While the EPF Initiative has been to include girls from all over the world to celebrate the sport and giving the opportunity, Hajra's second time at the Guinness World Record event with them was more about voicing what she had been through as a Pakistani female footballer throughout her career.
Hajra was also featured last year at the Dead Sea for the world record of the highest and lowest altitude matches played.
This time, it was beyond her, and maybe beyond the world record itself, but an achievement she hopes can inspire more girls in the country to pick up football, pick their battles and go for their dreams.
Pakistan women’s football captain Hajra Khan to be part of world record match
The EPF made the world record for the most players to play in five-a-side match that went on for 69 hours starting from June 28 to July 1, with 807 players participating in it, in the five-a-side match, while the final score between Team Blue and Team Red was 404-369, according to EPF social media update.
For Pakistan, Hajra made her country proud scoring twice, playing for three hours in the field to make sure she is among the women who are motivated and determined to change the world through football.
She participated in the second record attempt to have an 11-a-side match with the most nationalities, there were 54 in Lyon. There too, she scored two more goals.
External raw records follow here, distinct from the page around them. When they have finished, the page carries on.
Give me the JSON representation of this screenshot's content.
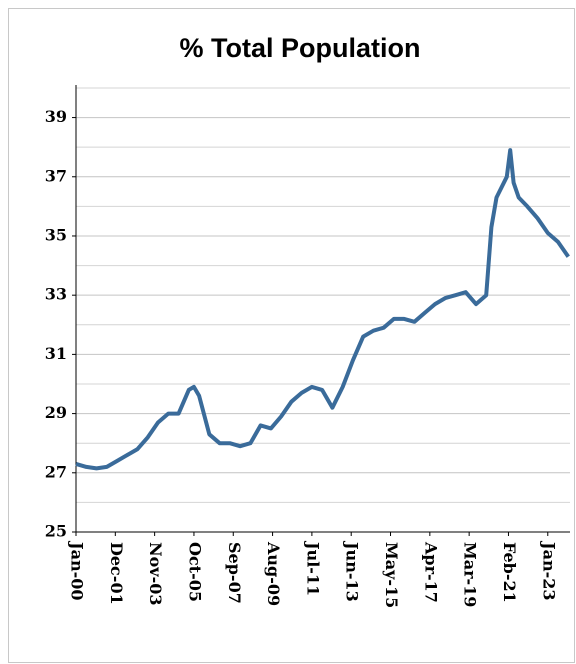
{
  "chart_data": {
    "type": "line",
    "title": "% Total Population",
    "x": [
      "Jan-00",
      "Jul-00",
      "Jan-01",
      "Jul-01",
      "Jan-02",
      "Jul-02",
      "Jan-03",
      "Jul-03",
      "Jan-04",
      "Jul-04",
      "Jan-05",
      "Jul-05",
      "Oct-05",
      "Jan-06",
      "Jul-06",
      "Jan-07",
      "Jul-07",
      "Jan-08",
      "Jul-08",
      "Jan-09",
      "Jul-09",
      "Jan-10",
      "Jul-10",
      "Jan-11",
      "Jul-11",
      "Jan-12",
      "Jul-12",
      "Jan-13",
      "Jul-13",
      "Jan-14",
      "Jul-14",
      "Jan-15",
      "Jul-15",
      "Jan-16",
      "Jul-16",
      "Jan-17",
      "Jul-17",
      "Jan-18",
      "Jul-18",
      "Jan-19",
      "Jul-19",
      "Jan-20",
      "Apr-20",
      "Jul-20",
      "Jan-21",
      "Mar-21",
      "May-21",
      "Aug-21",
      "Jan-22",
      "Jul-22",
      "Jan-23",
      "Jul-23",
      "Jan-24"
    ],
    "series": [
      {
        "name": "% Total Population",
        "color": "#3a6b9a",
        "values": [
          27.3,
          27.2,
          27.15,
          27.2,
          27.4,
          27.6,
          27.8,
          28.2,
          28.7,
          29.0,
          29.0,
          29.8,
          29.9,
          29.6,
          28.3,
          28.0,
          28.0,
          27.9,
          28.0,
          28.6,
          28.5,
          28.9,
          29.4,
          29.7,
          29.9,
          29.8,
          29.2,
          29.9,
          30.8,
          31.6,
          31.8,
          31.9,
          32.2,
          32.2,
          32.1,
          32.4,
          32.7,
          32.9,
          33.0,
          33.1,
          32.7,
          33.0,
          35.3,
          36.3,
          37.0,
          37.9,
          36.8,
          36.3,
          36.0,
          35.6,
          35.1,
          34.8,
          34.3
        ]
      }
    ],
    "xlim": [
      "Jan-00",
      "Feb-24"
    ],
    "xticks": [
      "Jan-00",
      "Dec-01",
      "Nov-03",
      "Oct-05",
      "Sep-07",
      "Aug-09",
      "Jul-11",
      "Jun-13",
      "May-15",
      "Apr-17",
      "Mar-19",
      "Feb-21",
      "Jan-23"
    ],
    "ylim": [
      25,
      40.1
    ],
    "yticks": [
      25,
      27,
      29,
      31,
      33,
      35,
      37,
      39
    ],
    "minor_yticks": [
      26,
      28,
      30,
      32,
      34,
      36,
      38,
      40
    ],
    "grid": true
  }
}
"It's not about breaking world records and scoring goals. It's about why I do it. For Pakistan — for inequality in sport," the 25-year-old captain told The Express Tribune, who had been seeing discrimination from the Pakistan Football Federation's administration since 2017, for simply asking for better treatment, equal opportunities for women footballers in the country and for the national team.
Pakistan women's team last played in 2014 in the South Asian Football Federation Women's championship in Islamabad, and since then, the PFF never prioritised women's game, or tried to uplift the already existing structure for women footballers, that is, only having one tournament, a national championship which would last for only a week.
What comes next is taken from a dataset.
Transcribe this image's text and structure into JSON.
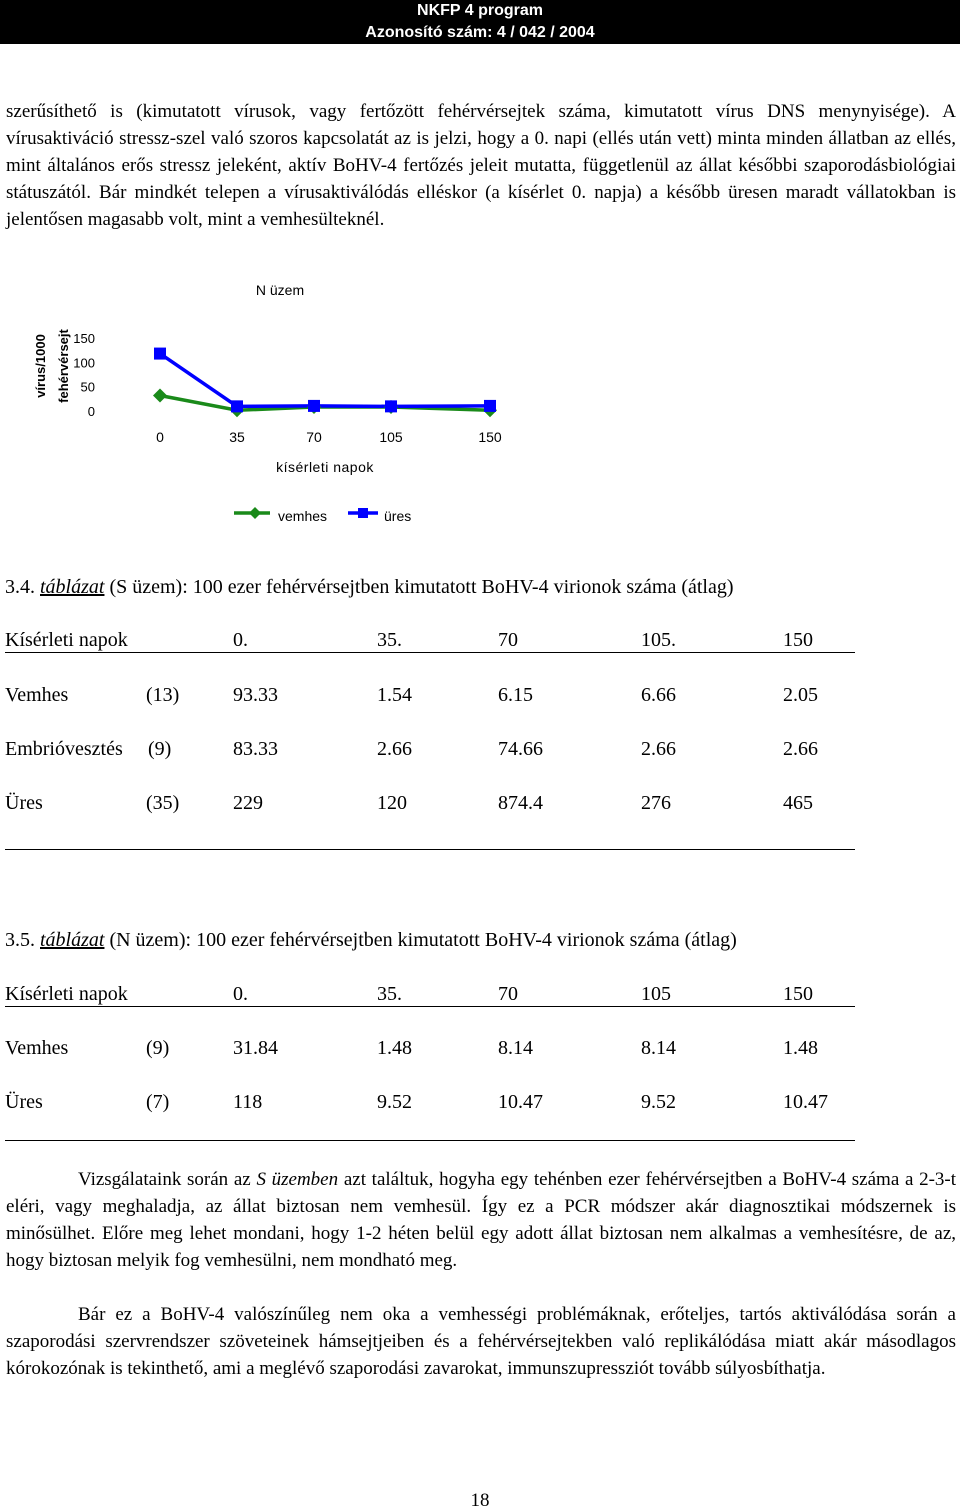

Similarly the women footballers would be paid less than their male counterparts, albeit never getting the same opportunities to play as men.
The women's football has always been a formality for the PFF.
"[I played] for the $2 we get paid at the national camp, it's plea for opportunity and respect. It's about getting more and more girls in Pakistan to play," said Hajra.
The EPF initiative took place around the same time as the on-going Fifa Women's World Cup to celebrate the sport and raise the issues that women face.